I was using the size factors from DESeq to adjust for library size before log transforming the data for timecourse. Something like:

sizeFactors <- sizeFactors(dds)

M3 <- as.matrix(counts[1:39039,])

M3<-scale(M3, center=FALSE, scale=sizeFactors)

M3<-log(M3+1)

It became interesting when I ran it without the normalisation step, just with log transforming the data, I found an overlap of about 30 or so genes, many of them pathogen response related proteins and transcription factors. There was also a considerable overlap (~100) of genes identified by timecourse and betr (fdr->.01, probability >= 0.99) as being interesting. Of course, this means nothing if I've got the input for timecourse wrong (garbage in, garbage out). It was just one of those moments that make you stop and go "oooo, look at that, that's interesting".

So if I transform my raw counts with voom, then log transform, that would be sufficient for using RNASeq data in timecourse?

Slight detour: heteroscdasticity in RNASeq data. My understanding of it is that saying that the variation of each individual genes is different at each timepoint? If that is the case, and I correct for it, how do I know that I'm correcting for something that is due to library size - i.e. a small number of genes skewing the read counts/leaving less room for everything else, or if it's an actual biological ... thing?

Basically, if I compare 3 replicates at a time point A with 3 replicates at time point B, the variance is always going to be different, even if the conditions are the same.
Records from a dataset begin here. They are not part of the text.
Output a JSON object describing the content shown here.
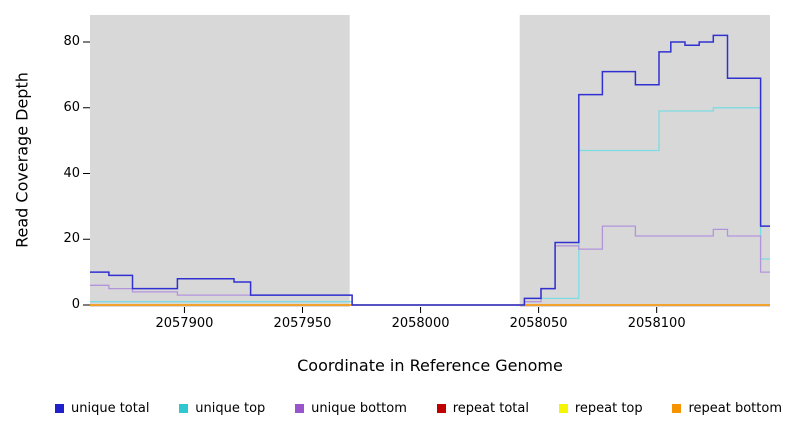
{
  "chart_data": {
    "type": "line",
    "style": "step",
    "title": "",
    "xlabel": "Coordinate in Reference Genome",
    "ylabel": "Read Coverage Depth",
    "xlim": [
      2057860,
      2058148
    ],
    "ylim": [
      0,
      88
    ],
    "xticks": [
      2057900,
      2057950,
      2058000,
      2058050,
      2058100
    ],
    "yticks": [
      0,
      20,
      40,
      60,
      80
    ],
    "grid": false,
    "background_color": "#ffffff",
    "shaded_regions": [
      {
        "x0": 2057860,
        "x1": 2057970,
        "color": "#d8d8d8"
      },
      {
        "x0": 2058042,
        "x1": 2058148,
        "color": "#d8d8d8"
      }
    ],
    "series": [
      {
        "name": "repeat total",
        "color": "#c00000",
        "width": 1.2,
        "points": [
          [
            2057860,
            0
          ],
          [
            2058148,
            0
          ]
        ]
      },
      {
        "name": "repeat top",
        "color": "#f5f500",
        "width": 1.2,
        "points": [
          [
            2057860,
            0
          ],
          [
            2058148,
            0
          ]
        ]
      },
      {
        "name": "repeat bottom",
        "color": "#ff9500",
        "width": 1.3,
        "points": [
          [
            2057860,
            0
          ],
          [
            2058148,
            0
          ]
        ]
      },
      {
        "name": "unique top",
        "color": "#7ddce2",
        "width": 1.3,
        "points": [
          [
            2057860,
            1
          ],
          [
            2057971,
            0
          ],
          [
            2058044,
            2
          ],
          [
            2058067,
            47
          ],
          [
            2058101,
            59
          ],
          [
            2058124,
            60
          ],
          [
            2058144,
            14
          ]
        ]
      },
      {
        "name": "unique bottom",
        "color": "#b294dd",
        "width": 1.3,
        "points": [
          [
            2057860,
            6
          ],
          [
            2057868,
            5
          ],
          [
            2057878,
            4
          ],
          [
            2057897,
            3
          ],
          [
            2057971,
            0
          ],
          [
            2058044,
            1
          ],
          [
            2058051,
            5
          ],
          [
            2058057,
            18
          ],
          [
            2058067,
            17
          ],
          [
            2058077,
            24
          ],
          [
            2058091,
            21
          ],
          [
            2058118,
            21
          ],
          [
            2058124,
            23
          ],
          [
            2058130,
            21
          ],
          [
            2058144,
            10
          ]
        ]
      },
      {
        "name": "unique total",
        "color": "#3030d0",
        "width": 1.5,
        "points": [
          [
            2057860,
            10
          ],
          [
            2057868,
            9
          ],
          [
            2057878,
            5
          ],
          [
            2057897,
            8
          ],
          [
            2057921,
            7
          ],
          [
            2057928,
            3
          ],
          [
            2057971,
            0
          ],
          [
            2058044,
            2
          ],
          [
            2058051,
            5
          ],
          [
            2058057,
            19
          ],
          [
            2058067,
            64
          ],
          [
            2058077,
            71
          ],
          [
            2058091,
            67
          ],
          [
            2058101,
            77
          ],
          [
            2058106,
            80
          ],
          [
            2058112,
            79
          ],
          [
            2058118,
            80
          ],
          [
            2058124,
            82
          ],
          [
            2058130,
            69
          ],
          [
            2058144,
            24
          ]
        ]
      }
    ],
    "legend": [
      {
        "label": "unique total",
        "color": "#2020cc"
      },
      {
        "label": "unique top",
        "color": "#30c8d0"
      },
      {
        "label": "unique bottom",
        "color": "#9955cc"
      },
      {
        "label": "repeat total",
        "color": "#c00000"
      },
      {
        "label": "repeat top",
        "color": "#f5f500"
      },
      {
        "label": "repeat bottom",
        "color": "#f59300"
      }
    ],
    "legend_position": "bottom"
  }
}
In an ideal world they wouldn't be, if all environmental conditions were the same, the variation would also be the same. Plants don't behave like that though. So how do I tell if it's a technical thing I'm correcting for or if it's just plants being plants.

Unless of course, I've got my understanding of heteroscedasticity all wrong.

Cheers

Ben.

hi Ben,

"Using timecourse is meant to be another way of looking at the data to visualise what's happening."
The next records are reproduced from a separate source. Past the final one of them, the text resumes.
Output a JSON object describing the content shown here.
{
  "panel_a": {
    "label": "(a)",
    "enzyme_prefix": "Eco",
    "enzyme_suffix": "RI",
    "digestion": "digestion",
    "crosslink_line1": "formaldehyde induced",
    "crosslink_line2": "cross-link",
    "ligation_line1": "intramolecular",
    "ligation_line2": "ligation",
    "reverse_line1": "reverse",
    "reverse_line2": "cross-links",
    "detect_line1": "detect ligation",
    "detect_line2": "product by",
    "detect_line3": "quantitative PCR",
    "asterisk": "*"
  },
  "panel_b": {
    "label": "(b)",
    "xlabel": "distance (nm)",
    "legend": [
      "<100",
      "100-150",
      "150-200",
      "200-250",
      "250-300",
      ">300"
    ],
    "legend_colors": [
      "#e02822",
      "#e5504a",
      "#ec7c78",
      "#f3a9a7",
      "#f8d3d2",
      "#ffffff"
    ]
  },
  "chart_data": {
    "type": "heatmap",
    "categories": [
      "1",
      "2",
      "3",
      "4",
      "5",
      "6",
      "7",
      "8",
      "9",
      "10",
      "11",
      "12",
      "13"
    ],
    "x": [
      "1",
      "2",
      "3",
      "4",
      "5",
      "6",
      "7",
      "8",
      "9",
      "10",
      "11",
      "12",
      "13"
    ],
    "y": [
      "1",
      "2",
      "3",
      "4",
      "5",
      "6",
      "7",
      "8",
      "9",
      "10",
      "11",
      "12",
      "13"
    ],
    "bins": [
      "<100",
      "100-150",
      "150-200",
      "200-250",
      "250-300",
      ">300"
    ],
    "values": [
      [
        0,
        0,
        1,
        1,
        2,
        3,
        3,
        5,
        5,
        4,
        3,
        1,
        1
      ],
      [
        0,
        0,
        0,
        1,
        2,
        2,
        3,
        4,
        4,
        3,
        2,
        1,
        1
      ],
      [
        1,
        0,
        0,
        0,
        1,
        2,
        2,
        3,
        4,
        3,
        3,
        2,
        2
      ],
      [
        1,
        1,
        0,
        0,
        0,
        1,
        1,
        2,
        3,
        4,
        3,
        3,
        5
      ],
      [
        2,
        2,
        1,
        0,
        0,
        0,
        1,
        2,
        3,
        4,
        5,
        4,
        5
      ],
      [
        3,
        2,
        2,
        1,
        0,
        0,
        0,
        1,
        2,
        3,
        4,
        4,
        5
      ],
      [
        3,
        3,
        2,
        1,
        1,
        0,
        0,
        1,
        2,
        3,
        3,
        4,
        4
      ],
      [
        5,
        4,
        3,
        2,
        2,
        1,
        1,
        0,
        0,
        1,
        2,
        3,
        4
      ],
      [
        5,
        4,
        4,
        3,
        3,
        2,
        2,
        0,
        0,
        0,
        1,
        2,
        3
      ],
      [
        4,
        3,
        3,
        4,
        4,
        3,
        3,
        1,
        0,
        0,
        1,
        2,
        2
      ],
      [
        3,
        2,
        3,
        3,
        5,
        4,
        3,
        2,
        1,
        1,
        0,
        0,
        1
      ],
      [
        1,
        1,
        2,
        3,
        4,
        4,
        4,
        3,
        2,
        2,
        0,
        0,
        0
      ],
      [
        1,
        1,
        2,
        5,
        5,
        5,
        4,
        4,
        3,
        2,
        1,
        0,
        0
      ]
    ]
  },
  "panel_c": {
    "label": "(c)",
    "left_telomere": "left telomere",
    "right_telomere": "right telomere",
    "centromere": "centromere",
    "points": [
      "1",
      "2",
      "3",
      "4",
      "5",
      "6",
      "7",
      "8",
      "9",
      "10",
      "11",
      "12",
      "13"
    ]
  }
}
A few questions: Can you explain what biological questions you are interested in answering, e.g. what kind of genes you are interested in finding? DESeq2 (as well as other packages mentioned in this thread) can support testing a variety of hypotheses. Can you show table(dds$time, dds$condition)? Are there any other covariates other than condition and time?
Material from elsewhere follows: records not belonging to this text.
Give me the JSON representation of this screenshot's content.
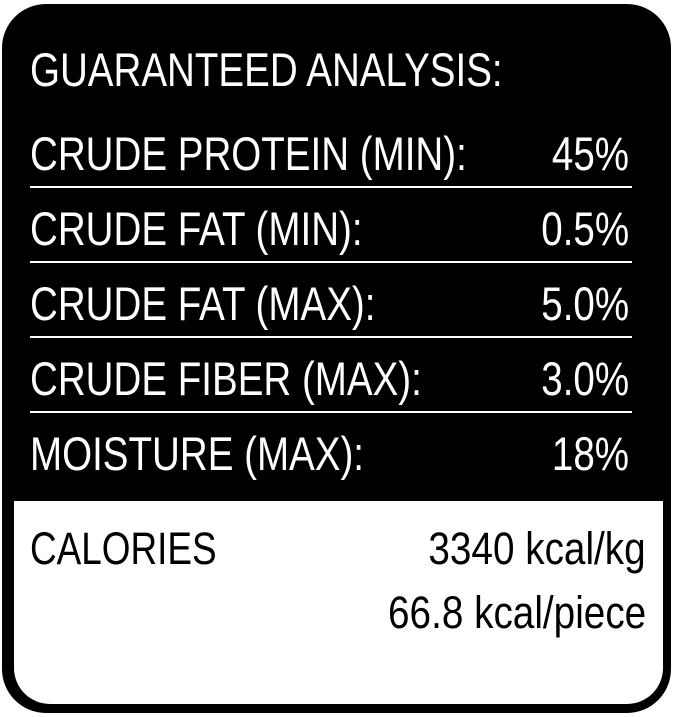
{
  "title": "GUARANTEED ANALYSIS:",
  "rows": [
    {
      "label": "CRUDE PROTEIN (MIN):",
      "value": "45%"
    },
    {
      "label": "CRUDE FAT (MIN):",
      "value": "0.5%"
    },
    {
      "label": "CRUDE FAT (MAX):",
      "value": "5.0%"
    },
    {
      "label": "CRUDE FIBER (MAX):",
      "value": "3.0%"
    },
    {
      "label": "MOISTURE (MAX):",
      "value": "18%"
    }
  ],
  "calories": {
    "label": "CALORIES",
    "per_kg": "3340 kcal/kg",
    "per_piece": "66.8 kcal/piece"
  }
}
Primarily pathogen response genes. And I have been finding them with DESeq and EdgeR. The primary attraction of Timecourse was that I was thinking it would be good for finding genes D.E over the timecourse as a whole rather than all the pairwise comparisons I had done with DESeq. And the nifty expression profile pictures it spat out. Given that it's not really appropriate, though ...

No other covariates no.

table(dds$condition) Control Psa 15 15 table(dds$time)

120  24  48  72  96
6   6   6   6   6 

Cheers

Ben.

I think you are misunderstanding heteroscedasticity. The problem with RNA-Seq data is that the variability of the measure is different when you have really low counts, as compared to when you have lots of counts. Since most statistics assume that the two groups being compared have the same variability, if that assumption isn't met you could think there was a difference between the mean expression when in fact the difference was due to changes in variability.

All the methods mentioned here (DESeq2, edgeR, voom, and EBSeqHMM) are based on the idea that the count data are 'over dispersed' and have non-constant variation, and account for that as best they can. Unfortunately, timecourse doesn't (as far as I can tell) use observational-level weights, so simply using voom() first won't help (voom log transforms the data but then also computes observation-level weights that can then be passed into e.g., lm.fit, to account for the heteroscedasticity. I don't believe timecourse does that).

Long story short, timecourse is almost surely not the package for you to use, because you are violating assumptions, which will result in incorrect results.

Thank you for that though, that explains it quite clearly. In as much as that is a concept that I had grasped when reading the DESeq paper. I think some of the other links regarding heteroscedasticity somewhat confused me.

0
4.3 years ago by
Dario Strbenac1.4k
Australia
Dario Strbenac1.4k wrote:

EBSeqHMM is designed for this analysis. Timecourse is not a suitable software package.